Transplantation-Related Data and Donor Characteristics
We performed a detailed review of the patients' medical records for transplant-related information, including medications and current immunosuppressive regimen, transplant vintage, length of renal replacement therapy before transplant, type of allograft, number of HLA mismatches, panel reactive antibodies titer, and any history of treated acute rejection(s) after transplantation; further, information about donor age, sex, and cold ischemia time at the time of transplantation.12-16 The immunosuppressive therapy at the time of the study's enrolment included prednisolone (5-10 mg/d), a calcineurin inhibitor with either tacrolimus or microemulsion formulation of cyclosporine-A (Neoral), with further addition of either mycophenolate mofetil, azathioprine, or sirolimus. In our center, antithymocyte globulin or interleukin-2 receptor antagonist were used for induction.
Statistical Analysis
Statistical analyses were carried out using STATA 13 (StataCorp, College Station, TX). Data were summarized using proportions, means (±SD) or medians (interquartile range) as appropriate. Categorical variables were compared with χ2 test and continuous variables were compared using Student t test or the Mann-Whitney U test, Kruskal-Wallis H test or ANOVA as appropriate. In all statistics, 2-sided tests were used, and the results were considered statistically significant if P value was less than 0.05.
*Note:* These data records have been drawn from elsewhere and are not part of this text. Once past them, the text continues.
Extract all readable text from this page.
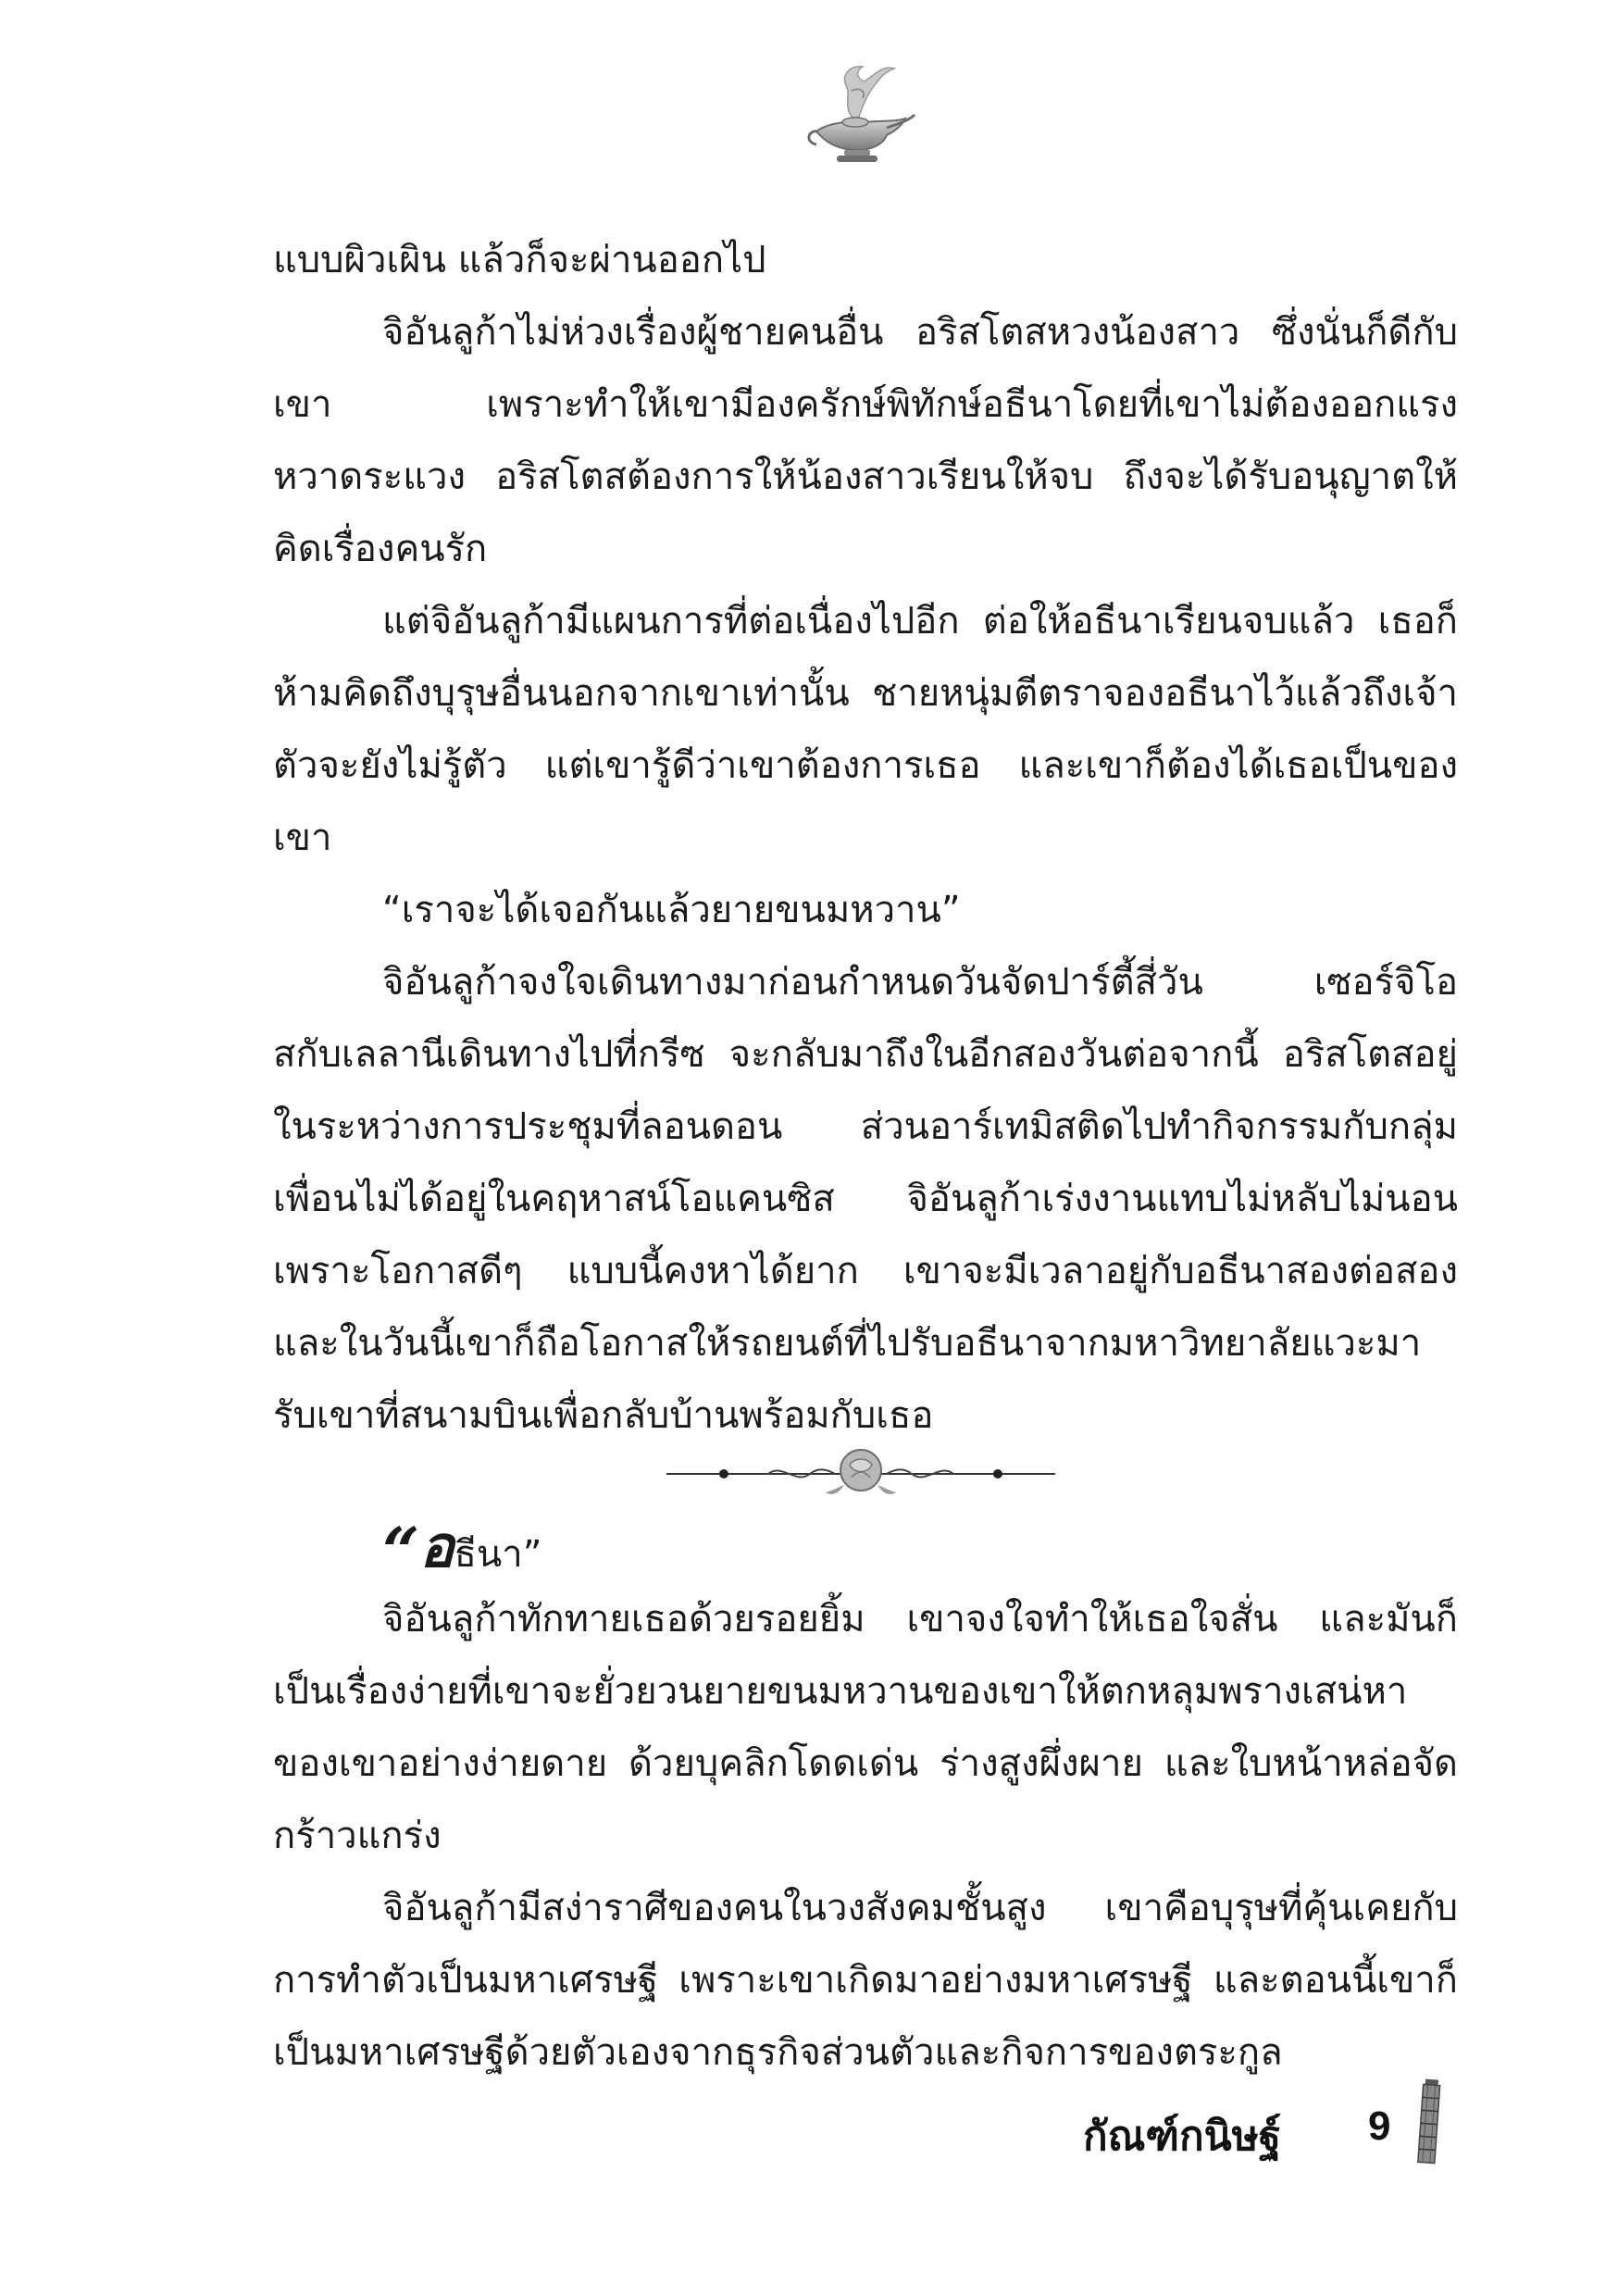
แบบผิวเผิน แล้วก็จะผ่านออกไป

จิอันลูก้าไม่ห่วงเรื่องผู้ชายคนอื่น อริสโตสหวงน้องสาว ซึ่งนั่นก็ดีกับเขา เพราะทำให้เขามีองครักษ์พิทักษ์อธีนาโดยที่เขาไม่ต้องออกแรงหวาดระแวง อริสโตสต้องการให้น้องสาวเรียนให้จบ ถึงจะได้รับอนุญาตให้คิดเรื่องคนรัก

แต่จิอันลูก้ามีแผนการที่ต่อเนื่องไปอีก ต่อให้อธีนาเรียนจบแล้ว เธอก็ห้ามคิดถึงบุรุษอื่นนอกจากเขาเท่านั้น ชายหนุ่มตีตราจองอธีนาไว้แล้วถึงเจ้าตัวจะยังไม่รู้ตัว แต่เขารู้ดีว่าเขาต้องการเธอ และเขาก็ต้องได้เธอเป็นของเขา

“เราจะได้เจอกันแล้วยายขนมหวาน”

จิอันลูก้าจงใจเดินทางมาก่อนกำหนดวันจัดปาร์ตี้สี่วัน เซอร์จิโอสกับเลลานีเดินทางไปที่กรีซ จะกลับมาถึงในอีกสองวันต่อจากนี้ อริสโตสอยู่ในระหว่างการประชุมที่ลอนดอน ส่วนอาร์เทมิสติดไปทำกิจกรรมกับกลุ่มเพื่อนไม่ได้อยู่ในคฤหาสน์โอแคนซิส จิอันลูก้าเร่งงานแทบไม่หลับไม่นอน เพราะโอกาสดีๆ แบบนี้คงหาได้ยาก เขาจะมีเวลาอยู่กับอธีนาสองต่อสอง และในวันนี้เขาก็ถือโอกาสให้รถยนต์ที่ไปรับอธีนาจากมหาวิทยาลัยแวะมารับเขาที่สนามบินเพื่อกลับบ้านพร้อมกับเธอ

“อธีนา”

จิอันลูก้าทักทายเธอด้วยรอยยิ้ม เขาจงใจทำให้เธอใจสั่น และมันก็เป็นเรื่องง่ายที่เขาจะยั่วยวนยายขนมหวานของเขาให้ตกหลุมพรางเสน่หาของเขาอย่างง่ายดาย ด้วยบุคลิกโดดเด่น ร่างสูงผึ่งผาย และใบหน้าหล่อจัดกร้าวแกร่ง

จิอันลูก้ามีสง่าราศีของคนในวงสังคมชั้นสูง เขาคือบุรุษที่คุ้นเคยกับการทำตัวเป็นมหาเศรษฐี เพราะเขาเกิดมาอย่างมหาเศรษฐี และตอนนี้เขาก็เป็นมหาเศรษฐีด้วยตัวเองจากธุรกิจส่วนตัวและกิจการของตระกูล

กัณฑ์กนิษฐ์ 9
The association between baseline serum TNF-α and IL6 levels and death with a functioning graft and all-cause death (without censoring for graft loss) was assessed using Cox proportional regression analysis and Kaplan-Meier plots with the log rank test. Analogous analyses were also conducted for death-censored graft loss as a secondary outcome. Proportional hazards assumptions were tested using scaled Schoenfeld residuals. The association of continuous variables was presented with fractional polynomials and is shown as cubic splines. The variables entered in the multivariable-adjusted model were selected based on theoretical considerations; we included predictors in the final model which were known to be associated both with inflammation and with obesity based on scientific evidence, and which were available in our database. We did not adjust for variables which showed strong collinearity. The final model was adjusted for age, donor age, eGFR, total ESRD time (including total time on renal replacement therapy and time after being transplanted), Charlson Comorbidity Index, albumin, abdominal circumference, cold ischemia time, panel reactive antibody level and HLA mismatch. Because death with functioning graft and graft loss are competing events, a competing risk model was also used as sensitivity analysis to analyze the risk of death with a functioning graft using the Fine and Gray method.19 Our event of interest was death with functioning graft, and the competing event was graft failure. Only 5% of the data were missing in our final model, therefore missing values were not imputed in primary analyses.
RESULTS
Demographics and Baseline Characteristics
Of the 1214 potential patients 17% refused to participate in the study and 1% were excluded based on various inclusion/exclusion criteria. Sixteen subjects had missing data of TNF-α or IL6, resulting in a final study sample of 977 participants (Figure 1).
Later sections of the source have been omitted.